O mesmo tratamento também foi dado a Indro Montanelli, o jornalista italiano a quem uma estátua e seu parque no centro de Milão são dedicados. Ontem, sua escultura memorial foi encontrada manchada de vermelho com uma inscrição bastante eloquente na base: "estuprador racista".

Não é a primeira vez que a estátua do homem é vandalizada.Era 8 de março de 2019 quando algumas ativistas do movimento feminista Non Una Di Meno a mancharam com tinta vermelha pela primeira vez.

O escritor, aliás, cujo talento e legado jornalístico não são absolutamente questionados, foi manchado com um gesto ignóbil antes de ser manchado de tinta. Aos 26 anos, Montanelli está na Abissínia com as tropas do regime fascista e ali compra e se casa com uma africana de apenas 12 anos.
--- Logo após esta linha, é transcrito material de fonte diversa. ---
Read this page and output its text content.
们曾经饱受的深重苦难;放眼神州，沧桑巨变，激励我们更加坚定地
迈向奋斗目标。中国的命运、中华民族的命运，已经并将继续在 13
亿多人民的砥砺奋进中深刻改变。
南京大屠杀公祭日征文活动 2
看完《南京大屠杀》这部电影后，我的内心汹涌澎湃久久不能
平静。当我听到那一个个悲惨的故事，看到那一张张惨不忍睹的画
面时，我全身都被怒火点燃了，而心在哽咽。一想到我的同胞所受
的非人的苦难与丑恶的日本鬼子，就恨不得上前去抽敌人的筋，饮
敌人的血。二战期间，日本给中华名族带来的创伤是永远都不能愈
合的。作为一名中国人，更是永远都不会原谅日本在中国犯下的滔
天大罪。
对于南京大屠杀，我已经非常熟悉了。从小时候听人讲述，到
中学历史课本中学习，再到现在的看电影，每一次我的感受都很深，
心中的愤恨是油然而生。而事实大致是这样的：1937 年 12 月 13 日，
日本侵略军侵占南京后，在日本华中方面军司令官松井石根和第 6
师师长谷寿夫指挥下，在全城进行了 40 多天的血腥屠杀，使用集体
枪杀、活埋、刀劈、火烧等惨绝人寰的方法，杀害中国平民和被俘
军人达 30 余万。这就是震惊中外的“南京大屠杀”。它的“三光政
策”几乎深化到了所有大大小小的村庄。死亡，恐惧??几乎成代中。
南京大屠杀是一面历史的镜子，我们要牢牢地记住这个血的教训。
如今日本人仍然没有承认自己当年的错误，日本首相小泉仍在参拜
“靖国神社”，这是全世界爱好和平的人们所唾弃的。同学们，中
Este episódio ressurgiu em 1972, durante o programa "A hora da verdade" de Gianni Bisiach. Indro Montanelli, que é o apresentador do episódio, se submete aos questionamentos do público, entre os quais surge Elvira Banotti, jornalista feminista que encurrala o homem, perguntando-lhe publicamente como ele entendia sua relação com as mulheres desde o casamento na Europa. para uma menina de 12 anos é considerado violência. Montanelli, com rosto de bronze, mesmo material de que é feita sua estátua, reclama o gesto sem qualquer pudor, argumentando que as garotas de 12 anos já eram mulheres.
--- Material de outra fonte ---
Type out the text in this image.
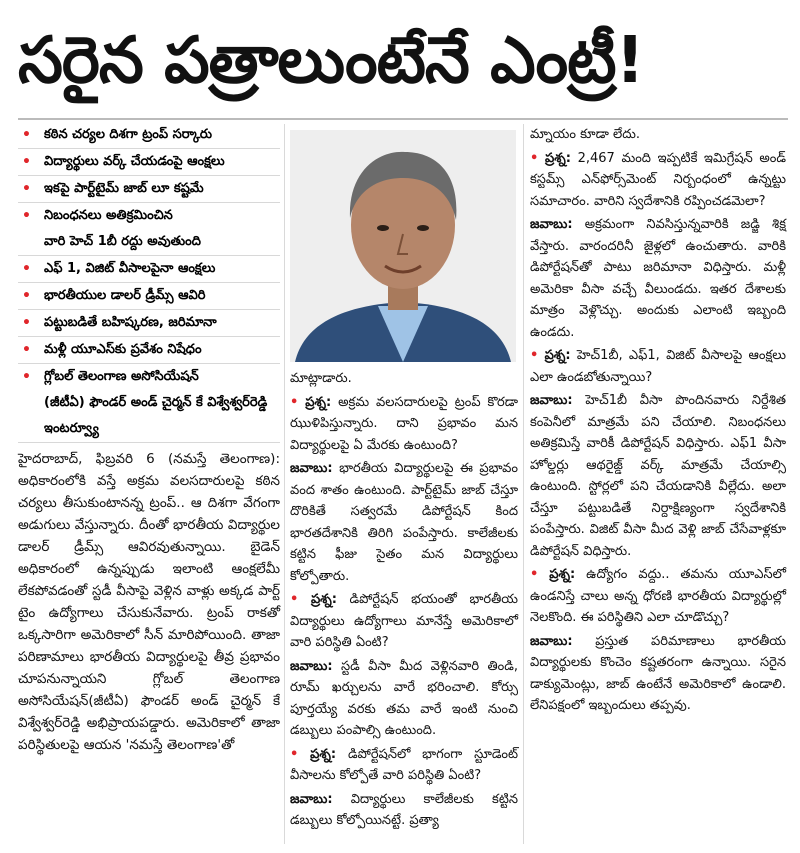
సరైన పత్రాలుంటేనే ఎంట్రీ!
• కఠిన చర్యల దిశగా ట్రంప్ సర్కారు
• విద్యార్థులు వర్క్ చేయడంపై ఆంక్షలు
• ఇకపై పార్ట్‌టైమ్ జాబ్ లూ కష్టమే
• నిబంధనలు అతిక్రమించిన
వారి హెచ్ 1బీ రద్దు అవుతుంది
• ఎఫ్ 1, విజిట్ వీసాలపైనా ఆంక్షలు
• భారతీయుల డాలర్ డ్రీమ్స్ ఆవిరి
• పట్టుబడితే బహిష్కరణ, జరిమానా
• మళ్లీ యూఎస్‌కు ప్రవేశం నిషేధం
• గ్లోబల్ తెలంగాణ అసోసియేషన్
(జీటీఏ) ఫౌండర్ అండ్ చైర్మన్ కే విశ్వేశ్వర్‌రెడ్డి ఇంటర్వ్యూ
హైదరాబాద్, ఫిబ్రవరి 6 (నమస్తే తెలంగాణ): అధికారంలోకి వస్తే అక్రమ వలసదారులపై కఠిన చర్యలు తీసుకుంటానన్న ట్రంప్.. ఆ దిశగా వేగంగా అడుగులు వేస్తున్నారు. దీంతో భారతీయ విద్యార్థుల డాలర్ డ్రీమ్స్ ఆవిరవుతున్నాయి. బైడెన్ అధికారంలో ఉన్నప్పుడు ఇలాంటి ఆంక్షలేమీ లేకపోవడంతో స్టడీ వీసాపై వెళ్లిన వాళ్లు అక్కడ పార్ట్ టైం ఉద్యోగాలు చేసుకునేవారు. ట్రంప్ రాకతో ఒక్కసారిగా అమెరికాలో సీన్ మారిపోయింది. తాజా పరిణామాలు భారతీయ విద్యార్థులపై తీవ్ర ప్రభావం చూపనున్నాయని గ్లోబల్ తెలంగాణ అసోసియేషన్(జీటీఏ) ఫౌండర్ అండ్ చైర్మన్ కే విశ్వేశ్వర్‌రెడ్డి అభిప్రాయపడ్డారు. అమెరికాలో తాజా పరిస్థితులపై ఆయన 'నమస్తే తెలంగాణ'తో
మాట్లాడారు.
• ప్రశ్న: అక్రమ వలసదారులపై ట్రంప్ కొరడా ఝుళిపిస్తున్నారు. దాని ప్రభావం మన విద్యార్థులపై ఏ మేరకు ఉంటుంది?
జవాబు: భారతీయ విద్యార్థులపై ఈ ప్రభావం వంద శాతం ఉంటుంది. పార్ట్‌టైమ్ జాబ్ చేస్తూ దొరికితే సత్వరమే డిపోర్టేషన్ కింద భారతదేశానికి తిరిగి పంపేస్తారు. కాలేజీలకు కట్టిన ఫీజు సైతం మన విద్యార్థులు కోల్పోతారు.
• ప్రశ్న: డిపోర్టేషన్ భయంతో భారతీయ విద్యార్థులు ఉద్యోగాలు మానేస్తే అమెరికాలో వారి పరిస్థితి ఏంటి?
జవాబు: స్టడీ వీసా మీద వెళ్లినవారి తిండి, రూమ్ ఖర్చులను వారే భరించాలి. కోర్సు పూర్తయ్యే వరకు తమ వారే ఇంటి నుంచి డబ్బులు పంపాల్సి ఉంటుంది.
• ప్రశ్న: డిపోర్టేషన్‌లో భాగంగా స్టూడెంట్ వీసాలను కోల్పోతే వారి పరిస్థితి ఏంటి?
జవాబు: విద్యార్థులు కాలేజీలకు కట్టిన డబ్బులు కోల్పోయినట్టే. ప్రత్యా
మ్నాయం కూడా లేదు.
• ప్రశ్న: 2,467 మంది ఇప్పటికే ఇమిగ్రేషన్ అండ్ కస్టమ్స్ ఎన్‌ఫోర్స్‌మెంట్ నిర్బంధంలో ఉన్నట్టు సమాచారం. వారిని స్వదేశానికి రప్పించడమెలా?
జవాబు: అక్రమంగా నివసిస్తున్నవారికి జడ్జి శిక్ష వేస్తారు. వారందరినీ జైళ్లలో ఉంచుతారు. వారికి డిపోర్టేషన్‌తో పాటు జరిమానా విధిస్తారు. మళ్లీ అమెరికా వీసా వచ్చే వీలుండదు. ఇతర దేశాలకు మాత్రం వెళ్లొచ్చు. అందుకు ఎలాంటి ఇబ్బంది ఉండదు.
• ప్రశ్న: హెచ్1బీ, ఎఫ్1, విజిట్ వీసాలపై ఆంక్షలు ఎలా ఉండబోతున్నాయి?
జవాబు: హెచ్1బీ వీసా పొందినవారు నిర్దేశిత కంపెనీలో మాత్రమే పని చేయాలి. నిబంధనలు అతిక్రమిస్తే వారికీ డిపోర్టేషన్ విధిస్తారు. ఎఫ్1 వీసా హోల్డర్లు ఆథరైజ్డ్ వర్క్ మాత్రమే చేయాల్సి ఉంటుంది. స్టోర్లలో పని చేయడానికి వీల్లేదు. అలా చేస్తూ పట్టుబడితే నిర్దాక్షిణ్యంగా స్వదేశానికి పంపేస్తారు. విజిట్ వీసా మీద వెళ్లి జాబ్ చేసేవాళ్లకూ డిపోర్టేషన్ విధిస్తారు.
• ప్రశ్న: ఉద్యోగం వద్దు.. తమను యూఎస్‌లో ఉండనిస్తే చాలు అన్న ధోరణి భారతీయ విద్యార్థుల్లో నెలకొంది. ఈ పరిస్థితిని ఎలా చూడొచ్చు?
జవాబు: ప్రస్తుత పరిమాణాలు భారతీయ విద్యార్థులకు కొంచెం కష్టతరంగా ఉన్నాయి. సరైన డాక్యుమెంట్లు, జాబ్ ఉంటేనే అమెరికాలో ఉండాలి. లేనిపక్షంలో ఇబ్బందులు తప్పవు.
A prática do madamato e as acusações de pedofilia

A partir daí, o escritor acaba no centro da polêmica e a acusação de pedofilia é despejada sobre ele. Infelizmente, o caso de Montanelli não é isolado. Na época, essa prática, conhecida como "madamato", era bastante comum. Tratava-se de uma relação mais temporária de uxório entre cidadãos italianos - na maioria dos casos soldados - e jovens mulheres locais, graças à qual as primeiras podiam desfrutar de favores domésticos e sexuais, sem assumir as responsabilidades que normalmente exige uma relação matrimonial. Em muitos casos, essas uniões também deram à luz crianças mestiças que nunca foram reconhecidas pelos pais e, consequentemente, abandonadas em orfanatos, instituições utilizadas para o acolhimento de bebês ilegítimos. O madamato é abolido pelo regime fascista não como um abuso, mas porque é considerado prejudicial à integridade da raça.
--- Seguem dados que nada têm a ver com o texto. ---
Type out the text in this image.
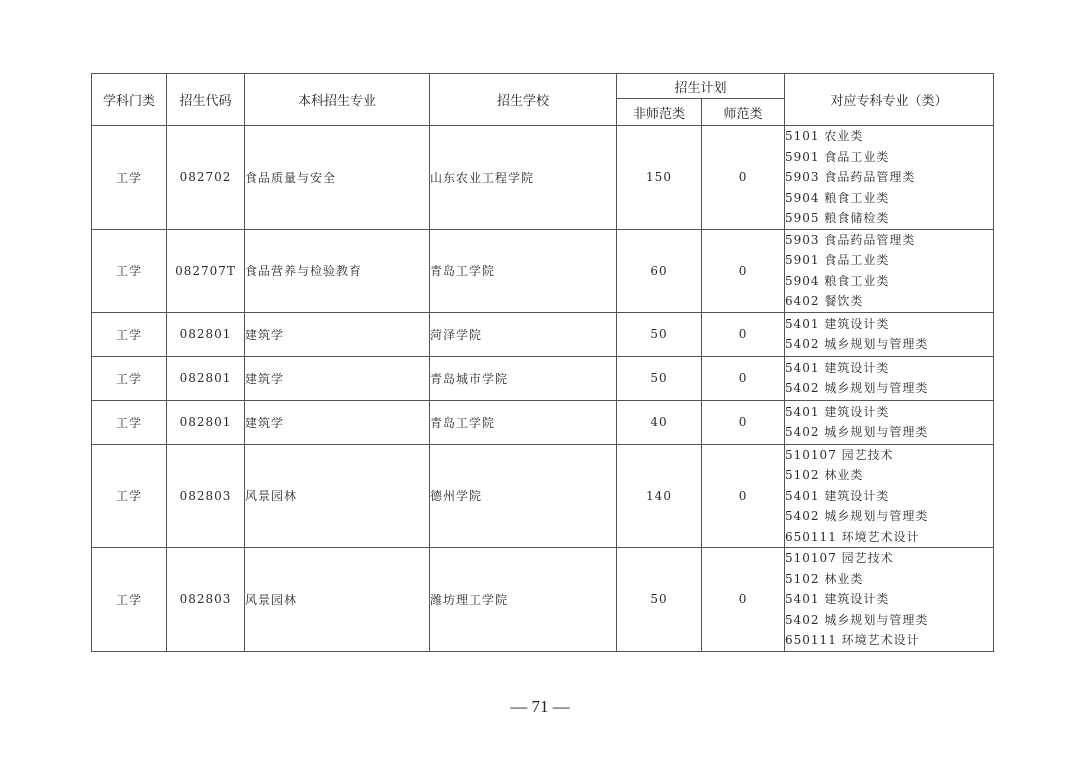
学科门类	招生代码	本科招生专业	招生学校	招生计划		对应专科专业（类）
				非师范类	师范类	
工学	082702	食品质量与安全	山东农业工程学院	150	0	5101 农业类
5901 食品工业类
5903 食品药品管理类
5904 粮食工业类
5905 粮食储检类

工学	082707T	食品营养与检验教育	青岛工学院	60	0	5903 食品药品管理类
5901 食品工业类
5904 粮食工业类
6402 餐饮类

工学	082801	建筑学	菏泽学院	50	0	5401 建筑设计类
5402 城乡规划与管理类

工学	082801	建筑学	青岛城市学院	50	0	5401 建筑设计类
5402 城乡规划与管理类

工学	082801	建筑学	青岛工学院	40	0	5401 建筑设计类
5402 城乡规划与管理类

工学	082803	风景园林	德州学院	140	0	510107 园艺技术
5102 林业类
5401 建筑设计类
5402 城乡规划与管理类
650111 环境艺术设计

工学	082803	风景园林	潍坊理工学院	50	0	510107 园艺技术
5102 林业类
5401 建筑设计类
5402 城乡规划与管理类
650111 环境艺术设计
— 71 —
“Esta estátua é uma“ ofensa à cidade e aos seus valores democráticos e anti-racistas ”

Por isso, nestes dias de grande tensão, em que grassam protestos nas cidades com o objetivo específico de desmantelar não tanto os monumentos mas as estruturas racistas e sexistas em que a sociedade continua a apoiar-se, começa a circular o vídeo incriminado desta entrevista novamente nas redes sociais, provocando - ou reconfirmando - a indignação geral.

O movimento Sentinelli pediu publicamente a Beppe Sala, prefeito de Milão, que a estátua do escritor fosse retirada porque "é uma ofensa à cidade e aos seus valores democráticos e anti-racistas". Além disso, uma petição se tornou viral na rede pedindo a substituição da Via Montanelli pela Via Destà (nome da garota comprada pelo homem em 1936), mas não só. Os criadores e apoiadores do pedido querem que os "Jardins Públicos Indro Montanelli" sejam renomeados como "Jardins Públicos da Porta Venezia" e que a estátua seja transferida para os arquivos da Galleria d'Arte Moderna em Milão para ser substituída por uma escultura em memória de todas as vítimas de racismo e discriminação de gênero.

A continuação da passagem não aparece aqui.